As the government shut down continues, more and more damage is being done to federal law enforcement agencies. The negative impact on cybercrime investigations is particularly troublesome. Without the proper personnel in place due to the prolonged furlough, the government cannot get clearance approved for its agents and analysts.

One anonymous FBI source told KrebsOnSecurity, “The talent drain after this is finally resolved will cost us five years.” With over 800,000 workers now facing back to back missed paychecks, the pool of applicants going forward will be drastically reduced. No one wants to work for free. No pay also means that FBI agents that already have clearance are in jeopardy of accruing bad debt which will void their clearance.
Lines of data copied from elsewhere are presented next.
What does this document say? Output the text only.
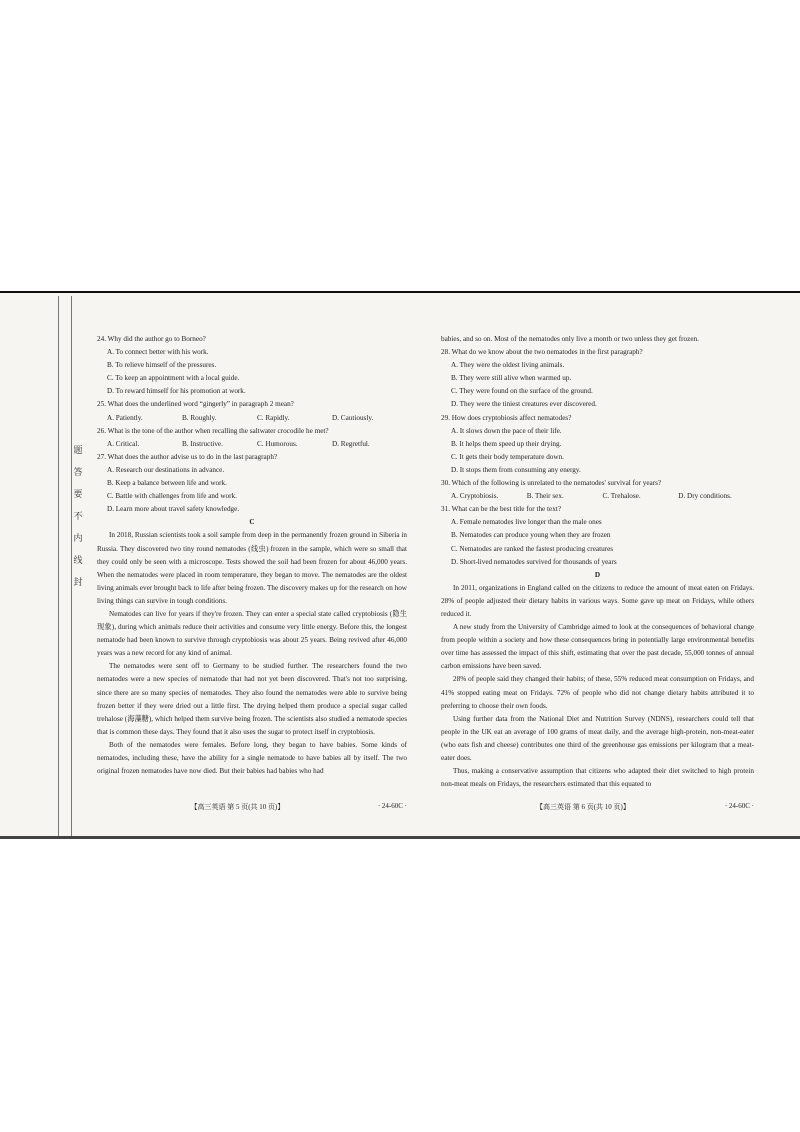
题
答
要
不
内
线
封

24. Why did the author go to Borneo?

A. To connect better with his work.

B. To relieve himself of the pressures.

C. To keep an appointment with a local guide.

D. To reward himself for his promotion at work.

25. What does the underlined word “gingerly” in paragraph 2 mean?

A. Patiently.	B. Roughly.	C. Rapidly.	D. Cautiously.

26. What is the tone of the author when recalling the saltwater crocodile he met?

A. Critical.	B. Instructive.	C. Humorous.	D. Regretful.

27. What does the author advise us to do in the last paragraph?

A. Research our destinations in advance.

B. Keep a balance between life and work.

C. Battle with challenges from life and work.

D. Learn more about travel safety knowledge.

C

In 2018, Russian scientists took a soil sample from deep in the permanently frozen ground in Siberia in Russia. They discovered two tiny round nematodes (线虫) frozen in the sample, which were so small that they could only be seen with a microscope. Tests showed the soil had been frozen for about 46,000 years. When the nematodes were placed in room temperature, they began to move. The nematodes are the oldest living animals ever brought back to life after being frozen. The discovery makes up for the research on how living things can survive in tough conditions.

Nematodes can live for years if they're frozen. They can enter a special state called cryptobiosis (隐生现象), during which animals reduce their activities and consume very little energy. Before this, the longest nematode had been known to survive through cryptobiosis was about 25 years. Being revived after 46,000 years was a new record for any kind of animal.

The nematodes were sent off to Germany to be studied further. The researchers found the two nematodes were a new species of nematode that had not yet been discovered. That's not too surprising, since there are so many species of nematodes. They also found the nematodes were able to survive being frozen better if they were dried out a little first. The drying helped them produce a special sugar called trehalose (海藻糖), which helped them survive being frozen. The scientists also studied a nematode species that is common these days. They found that it also uses the sugar to protect itself in cryptobiosis.

Both of the nematodes were females. Before long, they began to have babies. Some kinds of nematodes, including these, have the ability for a single nematode to have babies all by itself. The two original frozen nematodes have now died. But their babies had babies who had

babies, and so on. Most of the nematodes only live a month or two unless they get frozen.

28. What do we know about the two nematodes in the first paragraph?

A. They were the oldest living animals.

B. They were still alive when warmed up.

C. They were found on the surface of the ground.

D. They were the tiniest creatures ever discovered.

29. How does cryptobiosis affect nematodes?

A. It slows down the pace of their life.

B. It helps them speed up their drying.

C. It gets their body temperature down.

D. It stops them from consuming any energy.

30. Which of the following is unrelated to the nematodes' survival for years?

A. Cryptobiosis.	B. Their sex.	C. Trehalose.	D. Dry conditions.

31. What can be the best title for the text?

A. Female nematodes live longer than the male ones

B. Nematodes can produce young when they are frozen

C. Nematodes are ranked the fastest producing creatures

D. Short-lived nematodes survived for thousands of years

D

In 2011, organizations in England called on the citizens to reduce the amount of meat eaten on Fridays. 28% of people adjusted their dietary habits in various ways. Some gave up meat on Fridays, while others reduced it.

A new study from the University of Cambridge aimed to look at the consequences of behavioral change from people within a society and how these consequences bring in potentially large environmental benefits over time has assessed the impact of this shift, estimating that over the past decade, 55,000 tonnes of annual carbon emissions have been saved.

28% of people said they changed their habits; of these, 55% reduced meat consumption on Fridays, and 41% stopped eating meat on Fridays. 72% of people who did not change dietary habits attributed it to preferring to choose their own foods.

Using further data from the National Diet and Nutrition Survey (NDNS), researchers could tell that people in the UK eat an average of 100 grams of meat daily, and the average high-protein, non-meat-eater (who eats fish and cheese) contributes one third of the greenhouse gas emissions per kilogram that a meat-eater does.

Thus, making a conservative assumption that citizens who adapted their diet switched to high protein non-meat meals on Fridays, the researchers estimated that this equated to

【高三英语 第 5 页(共 10 页)】	· 24-60C ·	【高三英语 第 6 页(共 10 页)】	· 24-60C ·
Michael Daniel, CEO of the Cyber Threat Alliance and former White House cybersecurity coordinator, expressed his concern over the threat. “Like so many areas across the government, over time a shutdown will steadily erode the federal government’s cybersecurity readiness.” The longer the shutdown goes on, the longer it will take for government cybersecurity to get back on track as well, which will hinder the FBI goal of fighting over 8,000 computer crimes in 2019.

Joseph Marks of The Washington Post reported that Austin Berglas, a former top cyber official in the bureau’s New York office and current executive at cybersecurity firm BlueVoyant said, “Many investigations into cybercriminal gangs, hacktivist groups and even nation state-backed hacking operations are probably on hold during the shutdown, edged out by investigations where lives might be more imminently at stake,” told Joseph Marks of the Washington Post. Agents who are technically savvy and able to investigate very technical crimes are already wanted by the private sector at salaries that dwarf what they’re making at the bureau.” Berglas went on to say, “Now, it’s been a month since the shutdown and they’ve already missed a paycheck and they’re often living paycheck to paycheck. That’s not just cruel, it’s a massive morale hit.”

The past week has seen expired Web security certificates jump from 80 during the first two weeks of shutdown to more than 130. This complicates access to several aspects of government websites that local and international individuals use to run their own security programs including payment portals, remote access services, and even NASA.